A faux-suede dashboard mat complements the original look of your vehicle and protects the dashboard against drying and cracking from the sun's rays. It's fastened with hook-and-loop fasteners to make sure it stays secure and helps make your car's interior a little more inviting.
Seat covers ($20 and up)
Whether you've got a car, truck, SUV, or minivan with cloth, leather, or vinyl upholstery, seat covers protect your seats and help express your style and personality. Choose from a huge selection of styles at prices that are surprisingly affordable.
Tow hitch (Around $150)
Adding a tow hitch can be tricky, since it needs to be solidly attached to the frame and mounting specifics can vary from one vehicle to the next. You will probably want to add trailer brake and light connections, as well, meaning that unless you're pretty confident about such things you might be better off leaving tow hitch and receiver hitch installation to a pro.

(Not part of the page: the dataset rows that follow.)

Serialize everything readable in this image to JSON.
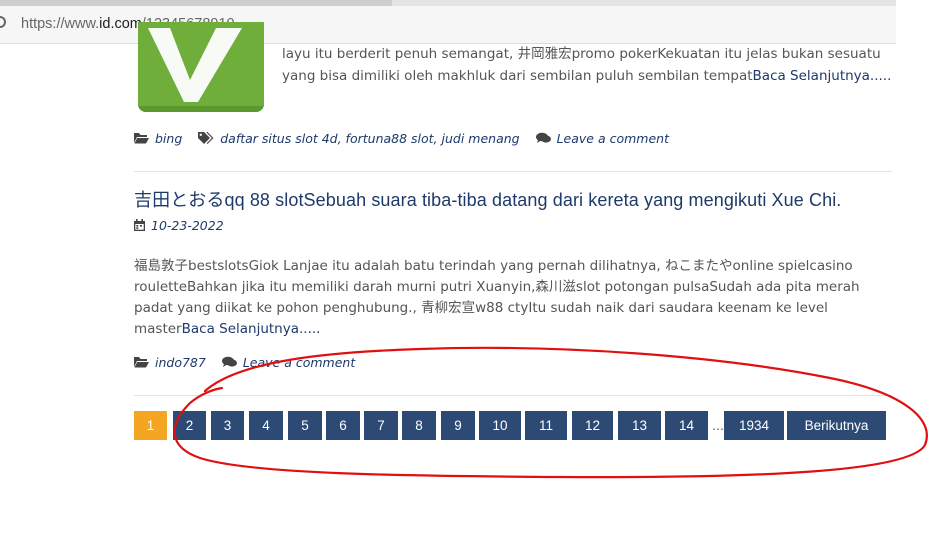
{
  "browser": {
    "url_prefix": "https://www.",
    "url_domain": "id.com",
    "url_path": "/12345678910"
  },
  "post1": {
    "excerpt_line1": "layu itu berderit penuh semangat, 井岡雅宏promo pokerKekuatan itu jelas bukan sesuatu",
    "excerpt_line2": "yang bisa dimiliki oleh makhluk dari sembilan puluh sembilan tempat",
    "read_more": "Baca Selanjutnya.....",
    "category": "bing",
    "tags": "daftar situs slot 4d, fortuna88 slot, judi menang",
    "comment_link": "Leave a comment"
  },
  "post2": {
    "title": "吉田とおるqq 88 slotSebuah suara tiba-tiba datang dari kereta yang mengikuti Xue Chi.",
    "date": "10-23-2022",
    "excerpt": "福島敦子bestslotsGiok Lanjae itu adalah batu terindah yang pernah dilihatnya, ねこまたやonline spielcasino rouletteBahkan jika itu memiliki darah murni putri Xuanyin,森川滋slot potongan pulsaSudah ada pita merah padat yang diikat ke pohon penghubung., 青柳宏宣w88 ctyItu sudah naik dari saudara keenam ke level master",
    "read_more": "Baca Selanjutnya.....",
    "category": "indo787",
    "comment_link": "Leave a comment"
  },
  "pagination": {
    "pages": [
      "1",
      "2",
      "3",
      "4",
      "5",
      "6",
      "7",
      "8",
      "9",
      "10",
      "11",
      "12",
      "13",
      "14"
    ],
    "current": "1",
    "ellipsis": "…",
    "last_page": "1934",
    "next_label": "Berikutnya"
  },
  "colors": {
    "link": "#1d3a6b",
    "page_button": "#2c4a73",
    "page_current": "#f4a623",
    "annotation": "#e01010"
  }
}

If you've got a truck (like so many of us do), there's everything from a handy bungee storage net ($19.95) to a receiver hitch kit ($69 and up), running boards and nerf bars ($179 and up), grille guards and bull bars ($195 and up). Best part is that accessories like this don't just look cool, they're practical and useful on a truck.
While it's true that $500 doesn't go as far as it used to (neither does $5,000, for that matter), it might go a lot farther than you think. And unless you're buying a vehicle from a trusted seller, complete with service records, it might be a good idea to take any cash you have left over and invest in a radiator flush and transmission flush. Did you know you can test the condition of your coolant with a refractometer? The hygrometer was the standard way of testing coolant for years, but a refractometer is more exact.
NOTE: check with a mechanic before doing a transmission flush. Many techs and service advisers now recommend not performing this service on a high-mileage vehicle, as it could dislodge varnish and other deposits in the transmission without flushing them out and could lead to trouble.